Regardless of whether or not there was a conspiracy, I think the last 100 years of private vehicle ownership in the US have shown that solely due to the convenience, it would have happened anyway.
I don't think that follows, because you have to prove that car ownership would have increased the same way without any intervention by car manufacturers. You're treating it as a foregone conclusion.
If you follow the same 100 year trajectory in other countries, then you will see an uptick in car ownership for sure, and infrastructure adapts to support this (highways/freeways/motorways), but it's not nearly as drastic as it is stateside.
Of course, the US is a large place and even its states are larger than other countries.

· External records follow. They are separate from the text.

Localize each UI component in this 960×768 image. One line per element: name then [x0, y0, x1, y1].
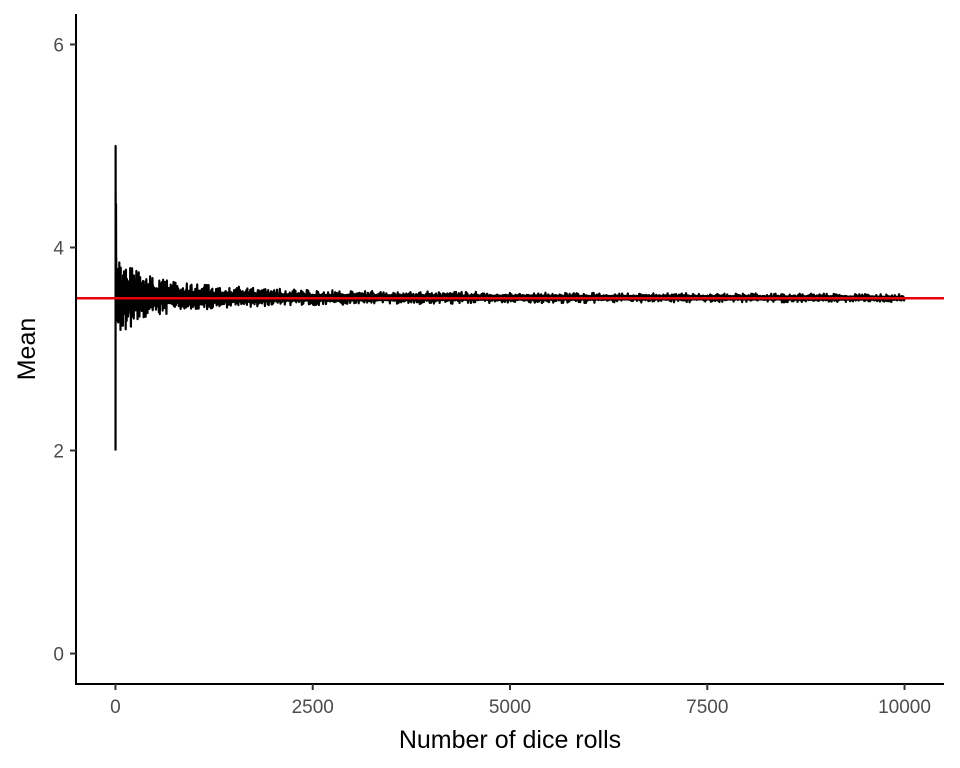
x-tick-label: 2500 — [292, 697, 334, 718]
x-axis-ticks: 0 2500 5000 7500 10000 — [110, 684, 931, 718]
y-tick-label: 4 — [53, 238, 64, 259]
x-axis-title: Number of dice rolls — [399, 726, 621, 754]
x-tick-label: 0 — [110, 697, 121, 718]
y-axis-title: Mean — [13, 318, 41, 381]
y-tick-label: 2 — [53, 442, 64, 463]
x-tick-label: 7500 — [686, 697, 728, 718]
y-tick-label: 6 — [53, 35, 64, 56]
y-tick-label: 0 — [53, 645, 64, 666]
plot-area — [77, 144, 944, 451]
series-line — [114, 144, 906, 451]
x-tick-label: 5000 — [489, 697, 531, 718]
y-axis-ticks: 0 2 4 6 — [53, 35, 76, 666]
x-tick-label: 10000 — [878, 697, 931, 718]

And it hasn't existed in its modern form for more than a couple of centuries whereas the civil infra on the other continents has been around for at least a full millennium and most likely longer than that (e.g. Roman roads in the UK that would date back well over 1000 years). So the US got the luxury of a blank slate and, well... see what you got from that.
At the same time...car manufacturers had the perfect opportunity to seize so they could sell more cars and thus have civil infrastructure designed around the fact that everyone has a car. If someone at that point in time had more money than Henry Ford they could have dumped it into trams and trains and the landscape would have been significantly changed.
>If you follow the same 100 year trajectory in other countries, then you will see an uptick in car ownership for sure, and infrastructure adapts to support this (highways/freeways/motorways), but it's not nearly as drastic as it is stateside.
As the Wikipedia article you cited elsewhere discusses, streetcar systems outside the US went out of business at the same time as those in the US for the same reasons.